Family businesses are a considerable portion of the US economy—estimates top out at 80 percent to 90 percent of all businesses.1 If you’re not among them, it’s likely you’re doing business with one or more family firms, regardless of the industry or region in which you operate.
Like any enterprise today—public, private, large, or small—family businesses of all sizes are navigating an environment that is anything but predictable. Yet beyond this universal challenge, family-owned businesses face unique issues and opportunities, as revealed in a recent report by PwC.2
Not surprisingly, market conditions topped the list of external challenges (88 percent) for US family-owned businesses. Nearly one-third of family business leaders also said that government policy—tax policy in particular—poses a challenge.
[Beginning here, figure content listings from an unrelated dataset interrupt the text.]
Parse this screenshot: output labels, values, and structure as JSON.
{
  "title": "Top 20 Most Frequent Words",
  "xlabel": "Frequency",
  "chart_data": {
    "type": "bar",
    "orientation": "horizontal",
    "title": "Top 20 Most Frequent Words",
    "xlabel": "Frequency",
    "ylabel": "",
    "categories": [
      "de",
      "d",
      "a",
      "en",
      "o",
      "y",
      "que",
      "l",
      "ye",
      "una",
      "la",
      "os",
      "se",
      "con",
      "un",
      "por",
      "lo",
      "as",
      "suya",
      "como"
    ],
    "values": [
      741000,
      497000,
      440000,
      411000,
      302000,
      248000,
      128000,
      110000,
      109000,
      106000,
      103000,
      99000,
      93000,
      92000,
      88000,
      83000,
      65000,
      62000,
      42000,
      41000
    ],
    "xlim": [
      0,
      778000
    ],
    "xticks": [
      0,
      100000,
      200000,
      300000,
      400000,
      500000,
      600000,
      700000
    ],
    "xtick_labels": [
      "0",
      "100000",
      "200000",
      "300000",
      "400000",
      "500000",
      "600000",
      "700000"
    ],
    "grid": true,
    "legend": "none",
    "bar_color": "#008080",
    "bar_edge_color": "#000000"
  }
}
Seventy-six percent of surveyed executives said that the simplification of the rules governing corporate taxes and/or the lessening of the tax burden is very important or quite important to them. For growth-oriented companies, taxes and regulatory issues around the globe are important as well and merit careful attention. Nineteen percent of survey respondents consider international tax regimes a top challenge. This percentage may rise as family businesses increasingly look beyond the constrained US market to seek revenue opportunities in emerging and fast-growing markets abroad.
In addition, US family businesses cite competition as a top concern. That said, competition is less of a challenge now than the last time PwC conducted its Family Business Survey in 2007 (21 percent now compared with 34 percent then)—possibly because key competitors in the pre-crisis landscape no longer may be in business.
Internally, finding skilled personnel is the primary challenge, and the skills that family businesses prize often are in support of new investment areas, such as IT, marketing, and sales. Other top internal challenges include sustaining sufficient capacity and meeting demand. Businesses that have been running lean these past couple of years may have low inventory levels, making it harder to ramp up quickly enough to keep pace with the business’s growth and expansion objectives.
At the same time, businesses face an ongoing need to control costs. One-off cost-containment efforts that companies made early in the recession now may have to be reinforced by more sustainable measures.
One way businesses have begun doing this is by outsourcing back-office functions through the use of shared services centers.
The survey brings to light five key areas that family-owned businesses may want to focus on in meeting these challenges going forward: growth abroad, succession planning, taxes, talent, and business model and operating structure. To that end, management teams are revisiting their agendas and are asking the following questions: Have we made the necessary big bets to set us on a course of sustained high performance over the next five years? What is our next growth engine? What changes do we need to make to achieve our business strategy? Will the big bets we’ve placed give us a competitive advantage that our peers can’t replicate? Have we sufficiently gauged our risk exposure and the best way to mitigate it?
Contemplating these questions and then formulating the answers can help family businesses navigate successfully into the next decade of the 21st century—and beyond.
Top family business challenges
1 J.H. Astrachan and M.C. Shanker, “Family Businesses’ Contribution to the U.S. Economy: A Closer Look,” Family Business Review, September 2003.
2 PwC, Family Business Survey 2010/11, “Choosing your next big bet: A US perspective,” 2011.